Department of Cardiovascular and Respiratory Medicine, Shiga University of Medical Science, Tsukinowa, Seta, Otsu, Japan.
Hypertens Res. 2010 Feb;33(2):118-22. doi: 10.1038/hr.2009.192. Epub 2009 Nov 20.
In general, treatment with most angiotensin receptor blockers (ARBs) increases plasma angiotensin II (Ang II) level because of a lack of negative feedback on renin activity. Olmesartan is a potential ARB inducing activation of angiotensin-converting enzyme 2 (ACE2) that hydrolyzes Ang II to Ang 1-7, and has shown a beneficial effect on ventricular remodeling. Indeed, a previous study reported that olmesartan treatment resulted in decreased plasma levels of Ang II and aldosterone. However, there has not yet been a study showing the relationship of chronic effects of olmesartan on Ang II and the left ventricular mass index (LVMI) in comparison with those of other ARB.A total of 50 stable outpatients with essential hypertension who had received candesartan for more than 1 year were randomized into two groups: control group (n=25): continuous candesartan treatment at a stable dose; and olmesartan group (n=25): candesartan (8 mg day(-1)) was changed to olmesartan given at a dose of 20 mg day(-1). There was no difference in the baseline characteristics between the two groups. In the control group, there were no significant changes in blood pressure, LVMI or biomarkers during 12 months of study. In the olmesartan group, blood pressure did not change and plasma levels of Ang II decreased during 12 months of study, whereas LVMI was significantly decreased after 12 months (135+/-36 vs. 123+/-29 g m(-2); P<0.01).These findings indicate that replacing candesartan with olmesartan decreased LVMI in association with a sustained decrease of plasma Ang II over a 12-month period without changing blood pressure or plasma aldosterone in patients with essential hypertension.

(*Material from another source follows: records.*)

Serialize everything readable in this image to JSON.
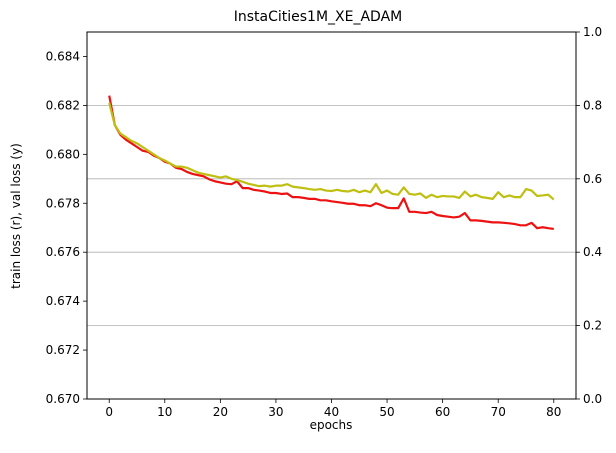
{
  "chart_data": {
    "type": "line",
    "title": "InstaCities1M_XE_ADAM",
    "xlabel": "epochs",
    "ylabel": "train loss (r), val loss (y)",
    "xlim": [
      -4,
      84
    ],
    "ylim": [
      0.67,
      0.685
    ],
    "x_ticks": [
      0,
      10,
      20,
      30,
      40,
      50,
      60,
      70,
      80
    ],
    "y_ticks": [
      0.67,
      0.672,
      0.674,
      0.676,
      0.678,
      0.68,
      0.682,
      0.684
    ],
    "y_tick_labels": [
      "0.670",
      "0.672",
      "0.674",
      "0.676",
      "0.678",
      "0.680",
      "0.682",
      "0.684"
    ],
    "y2lim": [
      0.0,
      1.0
    ],
    "y2_ticks": [
      0.0,
      0.2,
      0.4,
      0.6,
      0.8,
      1.0
    ],
    "y2_tick_labels": [
      "0.0",
      "0.2",
      "0.4",
      "0.6",
      "0.8",
      "1.0"
    ],
    "grid": "horizontal lines at right-axis ticks",
    "series": [
      {
        "color": "#ee1111",
        "x": [
          0,
          1,
          2,
          3,
          4,
          5,
          6,
          7,
          8,
          9,
          10,
          11,
          12,
          13,
          14,
          15,
          16,
          17,
          18,
          19,
          20,
          21,
          22,
          23,
          24,
          25,
          26,
          27,
          28,
          29,
          30,
          31,
          32,
          33,
          34,
          35,
          36,
          37,
          38,
          39,
          40,
          41,
          42,
          43,
          44,
          45,
          46,
          47,
          48,
          49,
          50,
          51,
          52,
          53,
          54,
          55,
          56,
          57,
          58,
          59,
          60,
          61,
          62,
          63,
          64,
          65,
          66,
          67,
          68,
          69,
          70,
          71,
          72,
          73,
          74,
          75,
          76,
          77,
          78,
          79,
          80
        ],
        "values": [
          0.6824,
          0.6812,
          0.6808,
          0.6806,
          0.68045,
          0.6803,
          0.68015,
          0.6801,
          0.67995,
          0.67985,
          0.6797,
          0.67962,
          0.67945,
          0.6794,
          0.67928,
          0.6792,
          0.67915,
          0.6791,
          0.67898,
          0.6789,
          0.67885,
          0.6788,
          0.67878,
          0.6789,
          0.67862,
          0.67862,
          0.67855,
          0.67852,
          0.67848,
          0.67842,
          0.67842,
          0.67838,
          0.6784,
          0.67825,
          0.67825,
          0.67822,
          0.67818,
          0.67818,
          0.67812,
          0.67812,
          0.67808,
          0.67805,
          0.67802,
          0.67798,
          0.67798,
          0.67792,
          0.67792,
          0.67788,
          0.678,
          0.67792,
          0.67782,
          0.6778,
          0.6778,
          0.6782,
          0.67765,
          0.67765,
          0.67762,
          0.6776,
          0.67765,
          0.67752,
          0.67748,
          0.67745,
          0.67742,
          0.67745,
          0.6776,
          0.6773,
          0.6773,
          0.67728,
          0.67725,
          0.67722,
          0.67722,
          0.6772,
          0.67718,
          0.67715,
          0.6771,
          0.6771,
          0.6772,
          0.67698,
          0.67702,
          0.67698,
          0.67695
        ]
      },
      {
        "color": "#bfbf11",
        "x": [
          0,
          1,
          2,
          3,
          4,
          5,
          6,
          7,
          8,
          9,
          10,
          11,
          12,
          13,
          14,
          15,
          16,
          17,
          18,
          19,
          20,
          21,
          22,
          23,
          24,
          25,
          26,
          27,
          28,
          29,
          30,
          31,
          32,
          33,
          34,
          35,
          36,
          37,
          38,
          39,
          40,
          41,
          42,
          43,
          44,
          45,
          46,
          47,
          48,
          49,
          50,
          51,
          52,
          53,
          54,
          55,
          56,
          57,
          58,
          59,
          60,
          61,
          62,
          63,
          64,
          65,
          66,
          67,
          68,
          69,
          70,
          71,
          72,
          73,
          74,
          75,
          76,
          77,
          78,
          79,
          80
        ],
        "values": [
          0.6821,
          0.6812,
          0.68085,
          0.6807,
          0.68055,
          0.68045,
          0.6803,
          0.68015,
          0.68,
          0.67985,
          0.67975,
          0.67962,
          0.6795,
          0.6795,
          0.67945,
          0.67935,
          0.67925,
          0.6792,
          0.67915,
          0.6791,
          0.67905,
          0.6791,
          0.679,
          0.67895,
          0.67888,
          0.6788,
          0.67875,
          0.6787,
          0.67872,
          0.67868,
          0.67872,
          0.67872,
          0.67878,
          0.67868,
          0.67865,
          0.67862,
          0.67858,
          0.67855,
          0.67858,
          0.67852,
          0.6785,
          0.67855,
          0.6785,
          0.67848,
          0.67855,
          0.67845,
          0.67852,
          0.67845,
          0.67878,
          0.67842,
          0.67852,
          0.67838,
          0.67835,
          0.67865,
          0.67838,
          0.67835,
          0.6784,
          0.67822,
          0.67835,
          0.67825,
          0.6783,
          0.67828,
          0.67828,
          0.67822,
          0.67848,
          0.67828,
          0.67835,
          0.67825,
          0.67822,
          0.67818,
          0.67845,
          0.67825,
          0.67832,
          0.67825,
          0.67825,
          0.67858,
          0.67852,
          0.6783,
          0.67832,
          0.67835,
          0.67815
        ]
      }
    ]
  }
}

一般来说,由于缺乏对肾素活性的负反馈,大多数血管紧张素受体阻滞剂(ARB)的治疗都会增加血浆血管紧张素 II(Ang II)水平。奥美沙坦是一种潜在的 ARB,可诱导血管紧张素转换酶 2(ACE2)的激活,将 Ang II 水解为 Ang 1-7,并已显示出对心室重构的有益作用。事实上,先前的一项研究表明,奥美沙坦治疗可降低血浆 Ang II 和醛固酮水平。然而,尚未有研究表明与其他 ARB 相比,奥美沙坦对 Ang II 的慢性作用与左心室质量指数(LVMI)之间的关系。
共有 50 名稳定的原发性高血压门诊患者,他们已接受坎地沙坦治疗超过 1 年,随机分为两组:对照组(n=25):在稳定剂量下连续给予坎地沙坦治疗;奥美沙坦组(n=25):将坎地沙坦(8mg/天)改为奥美沙坦,剂量为 20mg/天。两组基线特征无差异。在对照组中,在 12 个月的研究期间,血压、LVMI 或生物标志物均无明显变化。在奥美沙坦组中,血压在 12 个月的研究期间没有变化,而 Ang II 的血浆水平在研究期间下降,而 LVMI 在 12 个月后显著降低(135+/-36 与 123+/-29 g/m2;P<0.01)。
这些发现表明,在原发性高血压患者中,用奥美沙坦替代坎地沙坦可降低 LVMI,与持续降低血浆 Ang II 相关,而不改变血压或血浆醛固酮。